As controls, lacZ transcription fusions with two other heat shock promoters which do not contain a CIRCE element, the dnaK promoter region (pDel1) and clpB promoter region (pMA100), were introduced into strains NA1000 pRB51 and NA1000 pAS22. No differences in ß-galactosidase activity with both transcription fusions were observed, whether the cells overexpressed GroES/GroEL or not. Since groE, clpB, and dnaK promoters are all controlled by {sigma}32, these results indicate that the effect of high GroES/GroEL levels in the groE promoter was due to the presence of CIRCE and not to the {sigma}32 promoter. These results are in agreement with a positive role of GroES/GroEL on HrcA repressor activity, similar to the role that has been ascribed to B. subtilis (25, 29).

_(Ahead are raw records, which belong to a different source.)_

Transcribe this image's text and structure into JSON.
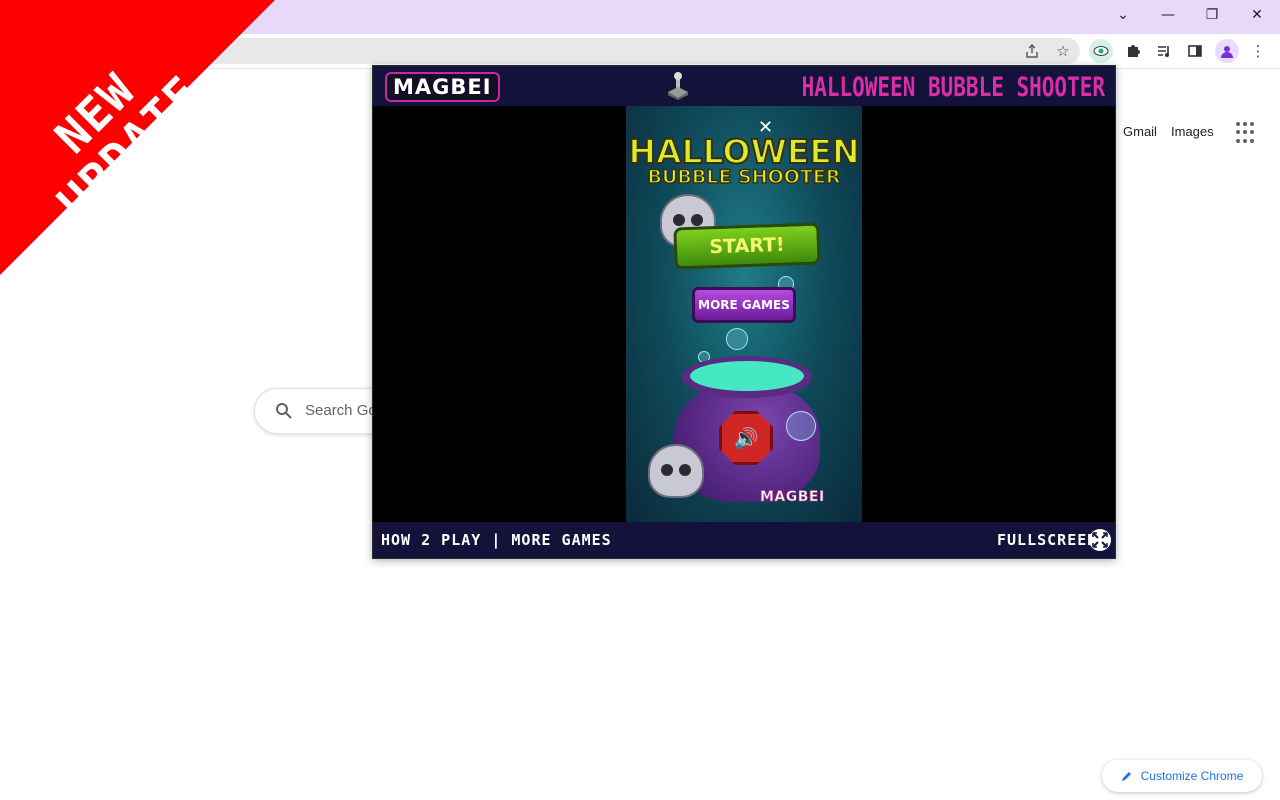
{
  "browser": {
    "window_buttons": {
      "tab_search": "⌄",
      "minimize": "—",
      "restore": "❐",
      "close": "✕"
    },
    "toolbar_icons": [
      "share-icon",
      "bookmark-star-icon",
      "extension-eye-icon",
      "extensions-puzzle-icon",
      "media-playlist-icon",
      "side-panel-icon",
      "profile-avatar-icon",
      "menu-kebab-icon"
    ]
  },
  "ntp": {
    "gmail_label": "Gmail",
    "images_label": "Images",
    "search_placeholder": "Search Go",
    "customize_label": "Customize Chrome"
  },
  "popup": {
    "brand": "MAGBEI",
    "title": "HALLOWEEN BUBBLE SHOOTER",
    "footer_left": "HOW 2 PLAY  |  MORE GAMES",
    "footer_right": "FULLSCREEN",
    "game": {
      "close": "✕",
      "title_line1": "HALLOWEEN",
      "title_line2": "BUBBLE SHOOTER",
      "start_label": "START!",
      "more_games_label": "MORE GAMES",
      "sound_icon": "🔊",
      "logo": "MAGBEI"
    }
  },
  "banner": {
    "line1": "NEW",
    "line2": "UPDATE",
    "color": "#ff0000"
  },
  "colors": {
    "titlebar": "#e8d9fb",
    "accent_blue": "#1a73e8",
    "magbei_pink": "#d82ea8"
  }
}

To further investigate the possible role of GroES/GroEL in the control of HrcA activity, we introduced transcription fusions pMA11 and pRB19 into two other C. crescentus strains, SG300 and SG400, in which the expression groESL and dnaKJ operons, respectively, are dependent on the presence of xylose (7). Thus, when xylose was removed from the growth medium, the levels of GroES/GroEL in SG300 cells decreased, being virtually absent after 5 h without xylose. Similarly, the levels of DnaK/DnaJ decreased drastically in SG400 cells growing in the absence of xylose. In addition, the decrease in GroES/GroEL levels in SG300 was accompanied by a concomitant increase in DnaK/DnaJ levels; conversely, the decrease in DnaK/DnaJ levels in SG400 was accompanied by an increase in GroES/GroEL levels (7). In both cases, there was an increase in {sigma}32 levels, although the increase was greater in SG400 cells than in SG300 cells.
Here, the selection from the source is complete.